Apesar da suspensão da tramitação, tanto Henrique quanto Renan mantiveram a tensão e subiram o tom do discurso. “A separação entre os poderes não pode se resumir a uma mera questão emocional”, respondeu, referindo-se à possível retaliação da decisão de Gilmar Mendes. Os dois passaram o dia ontem reunidos com outros parlamentares, traçando qual seria o contra-ataque do Congresso ao que consideraram uma “invasão” do STF.

Mandado de segurança

O PSDB e o MD (fusão do PPS com o PMN) protocolaram ontem mandados de segurança para que o Supremo impeça a tramitação da PEC 33. O autor da proposta, deputado Nazareno Fonteles (PT-PI), disse que não esperava tamanha repercussão com a aprovação do texto porque a proposta está disponível há dois anos, desde que foi protocolada na Casa. Ao negar que haja uma estratégia de retaliação ao STF após o julgamento do mensalão, o parlamentar argumenta que há exatamente um ano uma PEC semelhante foi aprovada no mesmo colegiado, também sob a relatoria do tucano deputado tucano João Campos (GO). “Como pode ser uma retaliação a algo que ainda nem tinha acontecido (julgamento do mensalão)”, questionou. Ele classificou as críticas como “desonestidade intelectual”.

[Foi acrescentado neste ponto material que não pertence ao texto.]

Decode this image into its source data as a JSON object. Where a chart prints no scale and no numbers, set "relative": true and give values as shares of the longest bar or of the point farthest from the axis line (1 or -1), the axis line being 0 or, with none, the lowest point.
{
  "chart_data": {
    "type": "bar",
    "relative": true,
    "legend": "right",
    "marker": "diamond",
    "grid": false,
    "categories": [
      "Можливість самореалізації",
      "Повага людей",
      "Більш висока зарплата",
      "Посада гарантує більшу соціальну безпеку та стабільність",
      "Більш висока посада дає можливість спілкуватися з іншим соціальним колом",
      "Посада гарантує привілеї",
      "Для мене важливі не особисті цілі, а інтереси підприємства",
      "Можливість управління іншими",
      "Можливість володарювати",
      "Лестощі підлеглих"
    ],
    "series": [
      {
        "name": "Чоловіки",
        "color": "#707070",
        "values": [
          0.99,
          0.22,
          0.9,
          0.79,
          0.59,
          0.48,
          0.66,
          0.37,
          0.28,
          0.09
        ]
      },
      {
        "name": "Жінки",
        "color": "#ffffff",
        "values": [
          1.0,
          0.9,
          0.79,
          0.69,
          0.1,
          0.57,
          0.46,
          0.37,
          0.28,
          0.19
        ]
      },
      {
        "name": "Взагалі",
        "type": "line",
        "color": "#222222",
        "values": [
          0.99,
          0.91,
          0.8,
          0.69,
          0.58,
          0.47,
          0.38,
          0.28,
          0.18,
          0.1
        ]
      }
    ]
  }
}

Fonteles criticou ainda a decisão de Henrique Alves de não instalar a comissão especial na Câmara para analisar a proposta. “Ele não tem esse poder. Só tem a obrigação de criar a comissão especial e não pode fazer um ato contra a CCJ, que já deliberou”, ressaltou. Em nota, o presidente da CCJ, deputado Décio Lima (PT-SC), afirmou que a polêmica em torno da aprovação da PEC 33 “não passa de tempestade em um copo d’agua”. Segundo ele, o debate entre os poderes é normal e nenhum assunto é proibido. O ministro do STF Dias Toffoli também tentou amenizar o debate acalorado. “O ruim seria se o Congresso e o Judiciário não estivessem atuando. Por isso, não há crise. O que há são os Poderes funcionando. E que bom que estejam funcionando. Isso é melhor para a democracia”, avaliou.

O vice-presidente da República, Michel Temer (PMDB), também a aprovação da PEC 33. “Eu lamento até dizer isso, mas acho que houve uma demasia. A palavra última há de ser sempre a do Poder Judiciário, especialmente em matéria de constitucionalidade e vinculação de uma determinada decisão para os tribunais inferiores”, disse.

Mensaleiros

A participação de deputados condenados no julgamento do mensalão na Comissão de Constituição e Justiça da Câmara – José Genoino (PT-SP) e João Paulo Cunha (PT-SP) – também é motivo de crítica. O ministro do Supremo Marco Aurélio Mello observou que nenhum integrante da CCJ questionou o teor da PEC 33. “E é sintomático que na comissão tenhamos dois réus da Ação Penal 470 (mensalão)”, disse. O procurador-geral da República, Roberto Gurgel, alertou que os dois parlamentares petistas não deveriam sequer estar na Câmara.